Friday, 3 May 2019

Old Red Eyes and the Spaniard

I have had the busiest week, with the launch of Ripon City Wetlands on Wednesday and various other things going on with work. It's not over yet, as we throw open the gates at RCW tomorrow and I am lined up for a series of guided walks. Not the worst job in the world though, I have to admit.

Night Heron by the water's edge.

I decided to leave work early afternoon to catch up on a bit of lieu time and this worked out well. Firstly, I paid the (Black-crowned) Night Heron a visit at Fairburn Ings. Dodging the showers, I watched this lovely little heron from Charlie's Bridge whilst it chilled out on the large island off the village, occasionally preening. I love Night Herons with their immaculate black, white and grey plumage, topped off by two great white plumes on the rear of the head, sprouting like a forked antenna. I am always entranced by Night Herons' ruby-red eyes, glowing like coals in a rather gentle face.

Old Red Eyes

Across the water a multitude of martins, swallows and swifts pelted after water-hatched insects as the clouds built angrily overhead. Sadly, I didn't jam any Arctic Terns; all those hawking for insects over the lake were Common Terns. I decided I should do a bit of reconnaissance for our impending bird race (on the 11th), so I headed up the Aire to the visitor centre. However, I suddenly remembered about the Iberian Chiffchaff just down the road at South Kirkby, so I immediately turned round and shot south.

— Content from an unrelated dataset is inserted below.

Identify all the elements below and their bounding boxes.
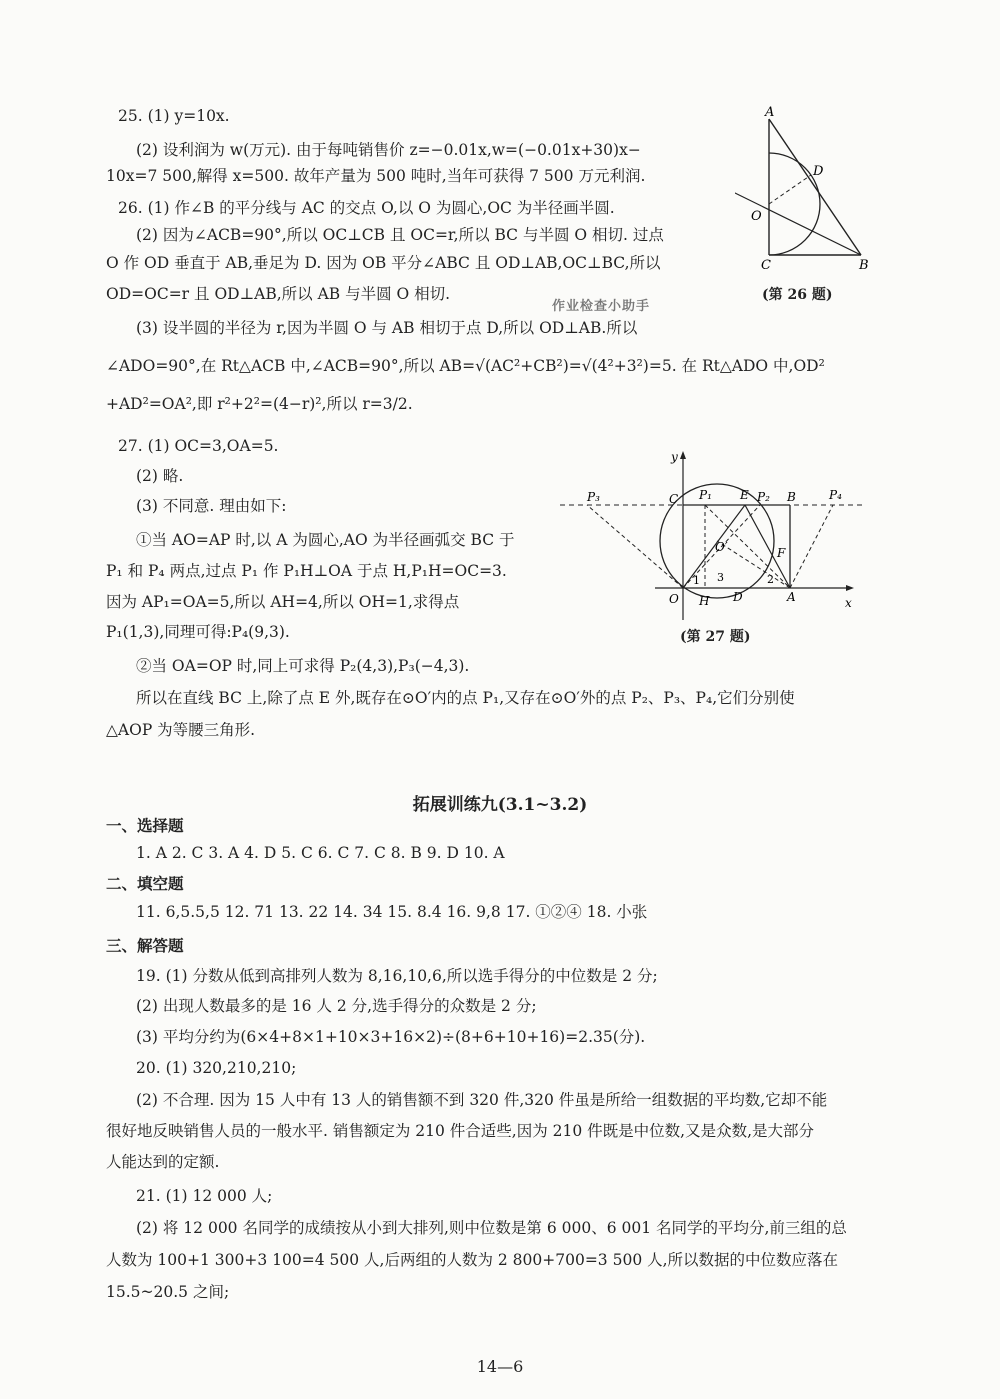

I arrived at the end of Carr Lane and heard a Cuckoo calling from the scrub - perhaps a good omen! I picked myself through the puddles, dog crap and litter and up the slope, surrounded in the vivid green hawthorns by the sound of Willow Warblers and Blackcaps. The rain had lifted and things were brightening up. I strained for the sound of an unfamiliar warbler, that up to now I had only heard online. Shortly, the distinctive, three-part song came loud and clear from a nearby tree. Fab! But I couldn't see it - how frustrating. The bird sang three times and then was gone. Ten minutes later and I heard the song again, back down the hill. Sneaky thing!

The Spaniard's domain

I crept down the bank as the Iberian Chiffchaff continued to sing. After a few minutes it flew towards me and landed nearby in a Ash tree allowing me to finally see it. For the next minute or so, it perched out in the open, singing it's heart out. A very subtle bird, though with a nice lemony-wash on the face and supercilium and under the tail, along with brighter green upperparts and little in the way of an eyering like you would expect on a standard Chiffchaff. The bill looked long as did the wings, but still a very subtle bird which I would probably struggle with if silent! 

Iberian Chiffchaff, South Kirkby

A Common Chiffchaff nearby seemed to be giving his Spanish cousin some grief and moved it on quickly. Another birder turned up and together we birded the hillside, eventually refinding the IC, singing from his favourite trees. A rather unassuming yet educational bird.

A Cuckoo flew past just before I escaped the gathering rainstorm and headed back north.